The Attorney General (AG) has delivered his opinion in ATP case (ATP PensionService A/S v Skatterminsteriert). The AG has concluded that the term "special investment funds" should include occupational pension funds:
- where such funds pool the assets of several beneficiaries; and
- allow the spreading of risk over a range of securities.
This opens the door for occupational pension schemes to fall within the exemption from VAT in Article 13B(d)(6) of Council Directive 77/388/EEC in relation to management services provided to them. This is particularly the case for DC occupational funds, which were the subject of the reference to the CJEU in this case.
Article 13B(d)(d) requires Member States to exempt from VAT "the management of special investment funds as defined by Member States". The AG concluded that assets can only be considered to be pooled where the beneficiaries bear the risk of the investment. The fact that contributions are made by an employer as part of remuneration and that payments out of the fund are only made upon retirement is irrelevant, as long as the beneficiary has a secure legal position with respect to his or her assets.

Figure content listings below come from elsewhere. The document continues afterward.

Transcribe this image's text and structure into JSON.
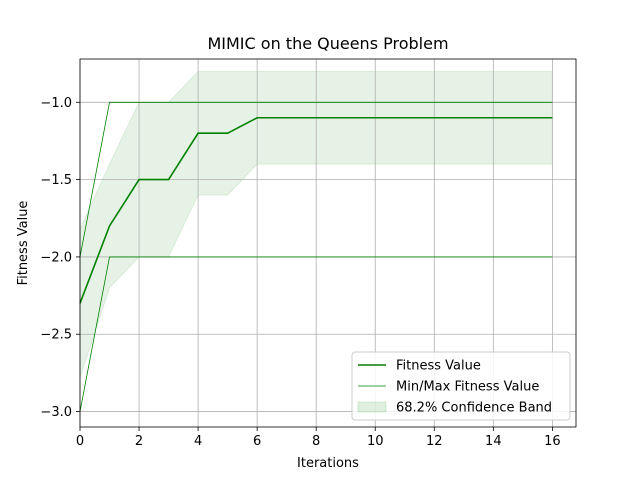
{
  "chart_data": {
    "type": "line",
    "title": "MIMIC on the Queens Problem",
    "xlabel": "Iterations",
    "ylabel": "Fitness Value",
    "xlim": [
      0,
      16.8
    ],
    "ylim": [
      -3.1,
      -0.72
    ],
    "xticks": [
      0,
      2,
      4,
      6,
      8,
      10,
      12,
      14,
      16
    ],
    "xtick_labels": [
      "0",
      "2",
      "4",
      "6",
      "8",
      "10",
      "12",
      "14",
      "16"
    ],
    "yticks": [
      -3.0,
      -2.5,
      -2.0,
      -1.5,
      -1.0
    ],
    "ytick_labels": [
      "−3.0",
      "−2.5",
      "−2.0",
      "−1.5",
      "−1.0"
    ],
    "grid": true,
    "legend_position": "bottom-right",
    "x": [
      0,
      1,
      2,
      3,
      4,
      5,
      6,
      7,
      8,
      9,
      10,
      11,
      12,
      13,
      14,
      15,
      16
    ],
    "series": [
      {
        "name": "Fitness Value",
        "kind": "line",
        "color": "#008000",
        "values": [
          -2.3,
          -1.8,
          -1.5,
          -1.5,
          -1.2,
          -1.2,
          -1.1,
          -1.1,
          -1.1,
          -1.1,
          -1.1,
          -1.1,
          -1.1,
          -1.1,
          -1.1,
          -1.1,
          -1.1
        ]
      },
      {
        "name": "Min/Max Fitness Value",
        "kind": "minmax",
        "color": "#008000",
        "min": [
          -3.0,
          -2.0,
          -2.0,
          -2.0,
          -2.0,
          -2.0,
          -2.0,
          -2.0,
          -2.0,
          -2.0,
          -2.0,
          -2.0,
          -2.0,
          -2.0,
          -2.0,
          -2.0,
          -2.0
        ],
        "max": [
          -2.0,
          -1.0,
          -1.0,
          -1.0,
          -1.0,
          -1.0,
          -1.0,
          -1.0,
          -1.0,
          -1.0,
          -1.0,
          -1.0,
          -1.0,
          -1.0,
          -1.0,
          -1.0,
          -1.0
        ]
      },
      {
        "name": "68.2% Confidence Band",
        "kind": "band",
        "color": "#008000",
        "lower": [
          -2.78,
          -2.2,
          -2.0,
          -2.0,
          -1.6,
          -1.6,
          -1.4,
          -1.4,
          -1.4,
          -1.4,
          -1.4,
          -1.4,
          -1.4,
          -1.4,
          -1.4,
          -1.4,
          -1.4
        ],
        "upper": [
          -1.82,
          -1.4,
          -1.0,
          -1.0,
          -0.8,
          -0.8,
          -0.8,
          -0.8,
          -0.8,
          -0.8,
          -0.8,
          -0.8,
          -0.8,
          -0.8,
          -0.8,
          -0.8,
          -0.8
        ]
      }
    ]
  }
}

This is for the national courts to decide, although the AG did note that where the investment is lost in the case of death and does not fall to the heirs of the beneficiary, it is unlikely that the beneficiary could be viewed as having a secure legal position.
Although the approach and methodology adopted by the AG in this case differed in some important respects from the approach adopted by the CJEU in the Wheels case (for example the AG dismissed the purpose of the investment as irrelevant in ATP), in both cases a crucial factor in determining whether the pension fund constituted a "special investment fund" was whether or not the beneficiaries bore the cost of the fund and the risk of their investment. In a DC context this is clearly an easier hurdle to jump than in a DB context.
The AG left several questions unanswered. In particular, he did not give an opinion on what services would constitute "management" of a special investment fund. The PPG case has previously suggested that this should cover investment services as well as administration services. Nor did he give any indication of how the exemption for the management of special investment funds should be distinguished from other exemptions (such as the exemption in Article 13B(d)(3)).
Whether or not the CJEU will follow the AG's opinion when it delivers its ruling remains to be seen. The decision will be awaited with interest by employers and trustees of both DB and DC occupational arrangements and those involved in their management, as will the comments of HMRC.